Leviamo i ganzi di loggia
Il punto di Aldo Grandi
Se partire è un po' come morire, tornare è un po' come rinascere
03/12/2008 08:33
Il calcio è solo uno sport e, come tale, deve essere preso e
considerato. Guai a prenderlo troppo sul serio. E' anche un gioco,
purtroppo, questo sì, maledettamente serio. Su un campo si sfidano
ventidue giocatori il cui unico scopo è quello di battere l'avversario,
costi quel che costi. Pier Paolo Pasolini sosteneva che il calcio era
ed è l'ultima rappresentazione sacrale. Sono parole impegnative e,
forse, per certi versi incomprensibili a chi, allo stadio, va per
godersi lo spettacolo di una partita che, sempre e comunque, va molto
al di là di ciò che appare.
Eppure è e resta uno dei pochi ed ultimi palcoscenici dove, a
dispetto delle raccomandazioni, delle ipocrisie, delle elucubrazioni
mentali ed esternazioni esaltate di chi vorrebbe sostituirsi ai veri
protagonisti sul rettangolo di gioco, si disputa un rito inalterato nel
tempo. u quel campo verde ciò che conta sono i polmoni, la classe, la
volontà, la rabbia e la grinta.

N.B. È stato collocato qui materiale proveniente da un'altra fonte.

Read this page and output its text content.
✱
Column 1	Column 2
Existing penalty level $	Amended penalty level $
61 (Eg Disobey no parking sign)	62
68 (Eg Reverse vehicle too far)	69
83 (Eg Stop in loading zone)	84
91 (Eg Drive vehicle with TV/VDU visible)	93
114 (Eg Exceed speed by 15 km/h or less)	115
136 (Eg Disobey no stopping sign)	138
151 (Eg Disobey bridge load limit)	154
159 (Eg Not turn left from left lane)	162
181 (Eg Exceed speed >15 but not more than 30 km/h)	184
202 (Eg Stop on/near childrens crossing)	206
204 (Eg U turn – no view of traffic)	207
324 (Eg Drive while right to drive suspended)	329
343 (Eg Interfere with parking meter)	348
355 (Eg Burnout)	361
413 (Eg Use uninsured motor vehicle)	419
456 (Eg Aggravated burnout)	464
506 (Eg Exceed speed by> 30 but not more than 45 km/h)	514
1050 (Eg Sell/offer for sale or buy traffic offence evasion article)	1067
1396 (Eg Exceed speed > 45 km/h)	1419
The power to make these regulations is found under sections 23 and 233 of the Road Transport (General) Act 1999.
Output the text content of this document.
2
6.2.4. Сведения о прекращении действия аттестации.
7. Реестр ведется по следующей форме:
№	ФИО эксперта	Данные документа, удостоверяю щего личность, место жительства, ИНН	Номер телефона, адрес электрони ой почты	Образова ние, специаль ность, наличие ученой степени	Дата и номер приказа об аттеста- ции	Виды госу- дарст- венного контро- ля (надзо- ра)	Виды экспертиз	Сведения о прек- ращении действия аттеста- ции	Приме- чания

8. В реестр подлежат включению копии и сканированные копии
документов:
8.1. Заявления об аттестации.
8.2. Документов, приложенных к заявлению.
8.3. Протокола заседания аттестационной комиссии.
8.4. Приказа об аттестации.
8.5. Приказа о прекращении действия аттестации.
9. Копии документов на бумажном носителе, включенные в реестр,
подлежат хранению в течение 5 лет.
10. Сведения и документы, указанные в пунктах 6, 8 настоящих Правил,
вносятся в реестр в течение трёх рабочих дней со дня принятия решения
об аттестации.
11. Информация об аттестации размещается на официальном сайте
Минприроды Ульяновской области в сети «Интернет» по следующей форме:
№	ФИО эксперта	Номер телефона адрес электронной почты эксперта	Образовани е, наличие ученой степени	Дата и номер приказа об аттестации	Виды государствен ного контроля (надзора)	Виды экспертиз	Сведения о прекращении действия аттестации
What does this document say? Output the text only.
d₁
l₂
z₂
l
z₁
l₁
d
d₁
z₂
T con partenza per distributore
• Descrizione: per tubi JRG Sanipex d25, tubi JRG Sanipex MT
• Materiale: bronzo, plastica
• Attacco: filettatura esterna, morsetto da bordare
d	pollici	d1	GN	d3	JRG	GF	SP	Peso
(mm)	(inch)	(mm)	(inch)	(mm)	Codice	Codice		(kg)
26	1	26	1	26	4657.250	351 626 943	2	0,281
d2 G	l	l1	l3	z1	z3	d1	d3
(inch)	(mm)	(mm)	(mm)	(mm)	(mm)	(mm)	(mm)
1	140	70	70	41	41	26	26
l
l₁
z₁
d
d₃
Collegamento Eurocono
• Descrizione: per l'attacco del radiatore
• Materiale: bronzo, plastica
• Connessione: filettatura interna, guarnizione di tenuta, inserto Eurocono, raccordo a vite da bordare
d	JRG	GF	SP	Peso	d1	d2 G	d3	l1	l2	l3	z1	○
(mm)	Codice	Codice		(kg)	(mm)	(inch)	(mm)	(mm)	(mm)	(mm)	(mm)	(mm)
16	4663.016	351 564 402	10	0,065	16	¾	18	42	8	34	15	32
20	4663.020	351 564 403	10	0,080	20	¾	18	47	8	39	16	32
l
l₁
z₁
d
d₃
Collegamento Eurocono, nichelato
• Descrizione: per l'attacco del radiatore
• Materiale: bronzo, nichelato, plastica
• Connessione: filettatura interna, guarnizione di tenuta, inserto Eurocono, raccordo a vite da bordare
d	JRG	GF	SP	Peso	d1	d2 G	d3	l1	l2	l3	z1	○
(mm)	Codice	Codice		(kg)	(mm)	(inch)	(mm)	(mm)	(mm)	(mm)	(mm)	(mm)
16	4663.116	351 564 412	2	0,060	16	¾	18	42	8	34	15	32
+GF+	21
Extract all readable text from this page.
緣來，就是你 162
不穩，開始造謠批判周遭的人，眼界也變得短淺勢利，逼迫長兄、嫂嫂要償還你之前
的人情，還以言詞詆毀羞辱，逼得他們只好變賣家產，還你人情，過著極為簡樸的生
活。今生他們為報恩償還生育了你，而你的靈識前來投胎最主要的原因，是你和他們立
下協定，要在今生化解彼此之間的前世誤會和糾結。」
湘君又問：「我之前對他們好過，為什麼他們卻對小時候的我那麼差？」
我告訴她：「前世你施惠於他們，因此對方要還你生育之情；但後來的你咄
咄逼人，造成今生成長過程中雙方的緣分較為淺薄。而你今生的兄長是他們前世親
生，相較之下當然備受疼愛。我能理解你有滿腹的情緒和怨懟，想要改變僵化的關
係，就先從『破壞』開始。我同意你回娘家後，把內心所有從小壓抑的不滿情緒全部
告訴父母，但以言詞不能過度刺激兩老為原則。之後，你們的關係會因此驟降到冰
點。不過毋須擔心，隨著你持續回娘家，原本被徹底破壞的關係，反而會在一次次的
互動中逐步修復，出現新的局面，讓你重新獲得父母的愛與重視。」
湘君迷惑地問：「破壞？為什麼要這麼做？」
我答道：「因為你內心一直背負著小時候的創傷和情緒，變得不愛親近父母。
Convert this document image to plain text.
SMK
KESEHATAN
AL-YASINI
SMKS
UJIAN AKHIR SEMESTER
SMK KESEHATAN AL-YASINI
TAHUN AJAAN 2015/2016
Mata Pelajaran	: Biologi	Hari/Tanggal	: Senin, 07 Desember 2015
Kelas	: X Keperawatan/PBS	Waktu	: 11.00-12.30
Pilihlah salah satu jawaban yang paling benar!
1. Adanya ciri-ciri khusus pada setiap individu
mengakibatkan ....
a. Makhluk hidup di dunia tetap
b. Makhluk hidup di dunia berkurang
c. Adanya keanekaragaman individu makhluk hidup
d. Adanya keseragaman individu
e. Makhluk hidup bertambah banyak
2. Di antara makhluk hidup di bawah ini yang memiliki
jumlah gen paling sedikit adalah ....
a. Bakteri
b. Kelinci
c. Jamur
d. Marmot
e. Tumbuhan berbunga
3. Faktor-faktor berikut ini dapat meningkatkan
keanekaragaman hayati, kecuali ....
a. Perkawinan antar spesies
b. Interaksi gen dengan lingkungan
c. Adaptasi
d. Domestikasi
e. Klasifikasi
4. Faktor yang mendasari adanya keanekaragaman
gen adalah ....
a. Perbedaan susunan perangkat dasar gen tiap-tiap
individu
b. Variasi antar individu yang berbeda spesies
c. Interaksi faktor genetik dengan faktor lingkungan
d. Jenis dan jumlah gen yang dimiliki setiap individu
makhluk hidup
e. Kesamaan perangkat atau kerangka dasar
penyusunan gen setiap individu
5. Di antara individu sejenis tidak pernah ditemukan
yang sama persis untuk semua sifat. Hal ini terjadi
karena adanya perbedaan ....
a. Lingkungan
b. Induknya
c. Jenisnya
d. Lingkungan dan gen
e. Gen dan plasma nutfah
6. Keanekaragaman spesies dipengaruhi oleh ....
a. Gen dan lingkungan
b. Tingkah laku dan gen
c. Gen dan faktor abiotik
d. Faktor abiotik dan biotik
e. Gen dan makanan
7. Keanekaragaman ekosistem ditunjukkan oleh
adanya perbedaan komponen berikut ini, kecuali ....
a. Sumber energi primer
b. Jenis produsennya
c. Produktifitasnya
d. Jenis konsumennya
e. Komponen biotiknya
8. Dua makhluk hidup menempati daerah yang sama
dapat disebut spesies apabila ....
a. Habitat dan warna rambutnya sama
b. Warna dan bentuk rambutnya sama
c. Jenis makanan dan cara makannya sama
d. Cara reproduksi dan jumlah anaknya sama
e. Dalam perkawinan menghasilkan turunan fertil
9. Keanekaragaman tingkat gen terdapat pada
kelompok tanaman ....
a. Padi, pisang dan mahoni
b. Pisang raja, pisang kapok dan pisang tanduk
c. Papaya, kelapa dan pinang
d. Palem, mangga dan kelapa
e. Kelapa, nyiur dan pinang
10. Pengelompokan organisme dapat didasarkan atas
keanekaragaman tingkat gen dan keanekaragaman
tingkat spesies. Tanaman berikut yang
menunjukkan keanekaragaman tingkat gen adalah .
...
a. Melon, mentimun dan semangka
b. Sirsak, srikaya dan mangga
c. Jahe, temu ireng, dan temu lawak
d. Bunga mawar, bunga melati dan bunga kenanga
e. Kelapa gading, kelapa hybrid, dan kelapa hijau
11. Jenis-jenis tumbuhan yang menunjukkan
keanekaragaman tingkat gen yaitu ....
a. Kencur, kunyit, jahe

E' vero, i calciatori, in genere, non
sono dei geni e, tutto sommato e a detta di molti, nemmeno tanto
intelligenti - anche se bisognerebbe intendersi su ciò che significa
intelligenza - ma sono loro gli eredi dei vecchi gladiatori solo che
non esiste un pollice verso o alzato che determina la vita e la morte
degli sconfitti. Il pollice è l'approvazione o l'odio e i fischi del
pubblico, in questo del tutto simile, fatte le dovute distinzioni, con
il popolino romano che affollava gli anfiteatri, primo fra tutti il
Colosseo.
Eppure questi novelli gladiatori del pallone rappresentano
ancora una sorta di primordiale istinto di conservazione, di volontà di
non soccombere e di natura solo in parte contaminata dalla civiltà
delle macchine. Il calciatore è, forse, il più esasperato testimone del
consumismo dei nostri tempi, ma tutto questo fa il pari con l'estrema
naturalezza dei gesti che, sovente, sconfinano nell'ignoranza. Perché,
quindi, questo panegirico? Perché domenica, nel corso della partita tra
Sporting Lucchese e Sporting Juventus, è parso di tornare a rivivere un
po' di quell'atmosfera gioiosa - in proporzioni ancora infinitesimali
rispetto al passato recente - che aveva contraddistinto gli ultimi
anni. Se partire è un po' come morire, e la Lucchese Libertas non solo
è partita, ma è, addirittura, deceduta, allora tornare al Porta Elisa,
verde come prima, bello come sempre, vuol dire davvero una rinascita,
uno scrollarsi di dosso tutta la polvere e la merda che gli
avventurieri incapaci, presuntuosi, orgogliosi, senza soldi e senza
dignità, oltre che senza vergogna, veri e propri impuniti di una paese
che ha fatto e fa dell'impunità una bandiera da sventolare e di cui
vantarsi. Piano piano, tra l'indifferenza e la tristezza, tra
l'amarezza e, talvolta, la disperazione per ciò che avrebbe potuto
essere e ciò che, invece, è stato ed è, qualcosa sta tornando e sta
rinascendo. Ci vorrà del tempo per guarire le ferite, le più difficili
da rimarginare perché sono quelle del cuore, ma la strada è quella
giusta e il futuro sembra essere meno cupo e grigio di quanto non fosse
fino a pochi mesi fa.
E' vero, guardando alla prima divisione e alla serie B vedi
facce che conoscevi e frequentavi, con cui parlavi e che interrogavi ad
ogni fine partita. Quando tutto finisce tutto, in realtà, può e deve
rinascere. Solo chi cade, del resto, può risorgere. Ci vorrà del tempo,
magari anni, ma stadio o non stadio, Giuliani o Giurlani che dir si
voglia, ai lucchesi il calcio non lo toglierà nessuno.